È interessante ver que as duas famílias eram comerciantes, ou seja, vendiam coisas que outros fabricavam (nada contra comerciantes), mas nota-se que não produziam nada e viviam de comerciar o trabalho de outros, é interessante verificar que pessoas assim não produzem nada pro Reino de Deus, apenas sobrevivem do trabalho de outros, muitas vezes dependendo de quem esteja fazendo o trabalho fazem de tudo para que fracasse. Deveriam ver o que Jesus diz “... Uma casa dividida não prevalece...”(Marcos 3:25), após alguns anos se verificarmos estas famílias vamos ver a conseqüência: Irmãos brigados, pais que choram a situação da família e se perguntando aonde erraram.


Ás vezes, tentam demonstrar uma espiritualidade hipócrita, tentando demonstrar preocupação com o NÃO CRESCIMENTO DA IGREJA, mas esquecem que são verdadeiros Acãs, escondendo dentro de suas tendas o pecado de não perdoar ao seu irmão, e ainda trazendo maldição sobre sua família influenciando-os e incentivado-os á não perdoar. Lembre-se quantas vezes vemos famílias destruídas por eternizar certos pecados. Ainda mais quando pensamos que este é um pecado abominável aos olhos de Deus (Provérbios 6:16-19).
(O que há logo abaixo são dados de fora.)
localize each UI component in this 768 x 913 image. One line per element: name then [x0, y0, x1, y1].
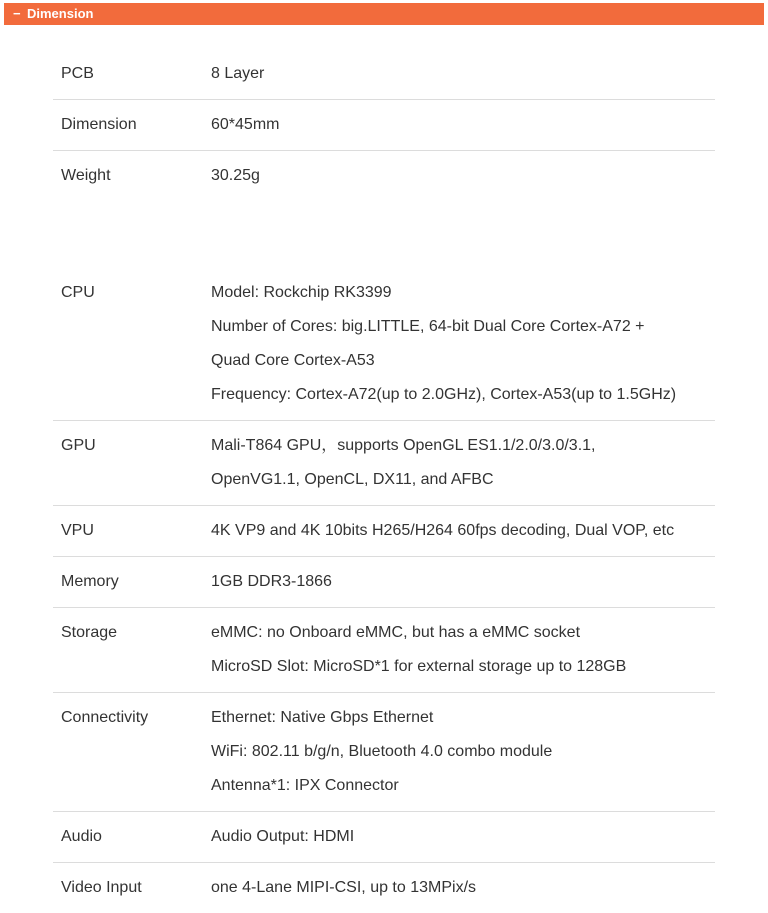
spec-row-memory [53, 557, 715, 608]
spec-value-line: MicroSD Slot: MicroSD*1 for external storage up to 128GB [211, 658, 627, 675]
spec-label: Video Input [61, 879, 142, 896]
spec-row-dimension [53, 100, 715, 151]
section-header-dimension[interactable] [4, 3, 764, 25]
spec-value-line: 60*45mm [211, 116, 280, 133]
spec-value-line: 4K VP9 and 4K 10bits H265/H264 60fps decoding, Dual VOP, etc [211, 522, 675, 539]
spec-value-line: Mali-T864 GPU，supports OpenGL ES1.1/2.0/3.0/3.1, [211, 437, 596, 454]
spec-row-weight [53, 151, 715, 201]
spec-value-line: 30.25g [211, 167, 260, 184]
collapse-icon[interactable]: − [13, 6, 21, 21]
spec-value [211, 108, 715, 142]
spec-label: Memory [61, 573, 119, 590]
spec-value [211, 871, 715, 905]
spec-value-line: OpenVG1.1, OpenCL, DX11, and AFBC [211, 471, 494, 488]
spec-value [211, 429, 715, 497]
spec-value-line: Audio Output: HDMI [211, 828, 355, 845]
spec-value-line: Ethernet: Native Gbps Ethernet [211, 709, 434, 726]
spec-label: Dimension [61, 116, 137, 133]
spec-value-line: Number of Cores: big.LITTLE, 64-bit Dual Core Cortex-A72 + [211, 318, 645, 335]
spec-row-pcb [53, 49, 715, 100]
spec-value-line: Antenna*1: IPX Connector [211, 777, 399, 794]
spec-label: Connectivity [61, 709, 149, 726]
spec-value-line: Quad Core Cortex-A53 [211, 352, 375, 369]
spec-value [211, 820, 715, 854]
spec-table-dimension [53, 49, 715, 201]
spec-label: CPU [61, 284, 95, 301]
spec-value-line: one 4-Lane MIPI-CSI, up to 13MPix/s [211, 879, 477, 896]
spec-value [211, 276, 715, 412]
spec-value [211, 57, 715, 91]
spec-value [211, 159, 715, 193]
spec-value [211, 514, 715, 548]
spec-row-audio [53, 812, 715, 863]
spec-value [211, 701, 715, 803]
section-title: Dimension [27, 6, 94, 21]
spec-row-cpu [53, 268, 715, 421]
spec-label: Weight [61, 167, 111, 184]
spec-value-line: Model: Rockchip RK3399 [211, 284, 392, 301]
spec-row-connectivity [53, 693, 715, 812]
spec-value [211, 565, 715, 599]
spec-row-gpu [53, 421, 715, 506]
spec-label: Audio [61, 828, 102, 845]
spec-row-storage [53, 608, 715, 693]
spec-label: VPU [61, 522, 94, 539]
spec-label: Storage [61, 624, 118, 641]
spec-value-line: eMMC: no Onboard eMMC, but has a eMMC socket [211, 624, 581, 641]
spec-row-vpu [53, 506, 715, 557]
spec-label: GPU [61, 437, 96, 454]
spec-row-video-input [53, 863, 715, 913]
spec-label: PCB [61, 65, 94, 82]
spec-table-hardware [53, 268, 715, 913]
spec-value-line: WiFi: 802.11 b/g/n, Bluetooth 4.0 combo module [211, 743, 553, 760]
spec-value [211, 616, 715, 684]
spec-value-line: 8 Layer [211, 65, 265, 82]
spec-value-line: Frequency: Cortex-A72(up to 2.0GHz), Cortex-A53(up to 1.5GHz) [211, 386, 677, 403]
spec-value-line: 1GB DDR3-1866 [211, 573, 332, 590]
Mas irmãos, esta história ainda não está acabada, ainda podemos mudar o rumo dela, vamos aprender a nos perdoar “setenta vezes sete” (Mateus 18:20), e aprender a benção de viver em comunhão com os irmãos (Salmo 133:1) e ver como é bom ter o mesmo coração (Atos 4:32) e assim nossa igreja estará caindo na graça do povo (Atos 2:47) e ver uma multidão de pessoas achegando-se à Deus pelo nosso amor como irmãos(I João 3:18). Esta decisão cabe apenas a você, lembre-se do que diz I João 1:9.


Ao ler este devocional talvez a primeira pessoa que você deva se esforçar para perdoar seja eu. Porém este devocional foi escrito para lhe ferir (Provérbios 27:6) e lhe fazer tomar uma atitude e quero lhe incentivar a mudar de posição quanto ao perdão. Talvez pense que este devocional foi “encomendado”, sim foi encomendado por Deus e direcionado para você e para mim. A falta de perdão traz doenças físicas e espirituais para você principalmente, mas também contamina a igreja. Deus te abençoe e te faça tomar a decisão certa.


E aí irmão você quer ser conhecido como Montécchio, Capuleto ou Filho de Deus?